Getting Through The Hardest Days
We returned from our court trip to Seoul on July 3 and almost overnight, something unexpected happened: anxiety.
The full-throated, pounding-in-your-chest, wake-you-up-at-4 a.m. anxiety.
All at once, as we laid down to bed that first night after returning, we realized we were on the clock. The time between court and the moment which we would gain custody of our child was growing shorter by the day. Were we ready? Was the house in order? How about work and our finances? Where would we find childcare? When would the court issue the final decree that would make our son a part of our family forever?
With an expected wait time of 2-10 weeks, we had no way of knowing whether we were sprinting toward our new family or merely trotting along.
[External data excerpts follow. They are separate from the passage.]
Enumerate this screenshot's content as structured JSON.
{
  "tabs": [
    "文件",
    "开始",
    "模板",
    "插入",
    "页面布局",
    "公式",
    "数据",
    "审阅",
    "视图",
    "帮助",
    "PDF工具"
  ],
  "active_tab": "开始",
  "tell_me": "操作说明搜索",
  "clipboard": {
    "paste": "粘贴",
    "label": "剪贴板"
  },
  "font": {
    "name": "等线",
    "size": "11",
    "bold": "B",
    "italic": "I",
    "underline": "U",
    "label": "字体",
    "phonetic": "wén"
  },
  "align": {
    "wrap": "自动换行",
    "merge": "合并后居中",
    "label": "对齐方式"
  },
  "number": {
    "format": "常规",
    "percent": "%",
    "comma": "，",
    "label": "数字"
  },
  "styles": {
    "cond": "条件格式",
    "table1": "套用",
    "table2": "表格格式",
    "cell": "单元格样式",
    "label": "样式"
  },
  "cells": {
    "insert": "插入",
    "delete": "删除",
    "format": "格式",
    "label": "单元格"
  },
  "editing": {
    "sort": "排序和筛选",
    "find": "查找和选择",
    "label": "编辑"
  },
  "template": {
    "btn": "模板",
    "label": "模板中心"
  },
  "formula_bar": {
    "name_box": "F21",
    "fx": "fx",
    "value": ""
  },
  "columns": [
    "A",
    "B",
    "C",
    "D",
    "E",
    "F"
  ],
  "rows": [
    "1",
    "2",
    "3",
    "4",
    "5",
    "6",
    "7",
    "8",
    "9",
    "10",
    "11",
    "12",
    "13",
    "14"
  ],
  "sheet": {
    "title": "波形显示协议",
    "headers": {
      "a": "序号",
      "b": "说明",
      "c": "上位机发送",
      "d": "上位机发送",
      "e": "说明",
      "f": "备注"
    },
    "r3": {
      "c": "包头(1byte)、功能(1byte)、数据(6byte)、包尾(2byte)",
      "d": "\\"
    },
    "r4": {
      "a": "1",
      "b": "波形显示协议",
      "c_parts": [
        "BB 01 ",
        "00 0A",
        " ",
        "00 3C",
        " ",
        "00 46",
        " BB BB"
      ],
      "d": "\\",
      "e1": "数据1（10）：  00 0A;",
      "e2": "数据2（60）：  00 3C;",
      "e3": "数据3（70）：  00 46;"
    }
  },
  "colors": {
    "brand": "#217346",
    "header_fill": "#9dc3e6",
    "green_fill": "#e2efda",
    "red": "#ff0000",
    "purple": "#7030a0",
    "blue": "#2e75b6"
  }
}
It's July 27, just shy of a month after our court date, and still no word. We have heard that other families on our court trip have received their custody notices, but as of yet, that all-important phone call has not come for us. As we watch more families reach milestones, my head and heart are full of joy for them. But as our timeline begins to deviate, I also wonder: what is the fate of ours? What has happened to slow us down now, after so long?
We've heard the Korean court is quirky, and I don't mean that flippantly. I mean it in the truest sense of the word. Each judge does things differently. Every child's process is different, because every child is different. Every family is different. So all we can do is wait and trust in a system we know very little about, in whose public records we cannot read.
It may seem counterintuitive, but being married to a lawyer makes me trust the court system even more. I can't help but think that, whatever is holding up our process is being done for good reason. There is such thing as due diligence, and the court must do everything it can to see it is done, especially on the part of children — of our child and his birth family.
We could get the call tomorrow or in four weeks. And that's where it sits. We hope to know more very soon (of course) and are trying to keep busy until then.
Until we get that call, all I can do is trust the system, myself and Jason to get through these last and hardest days.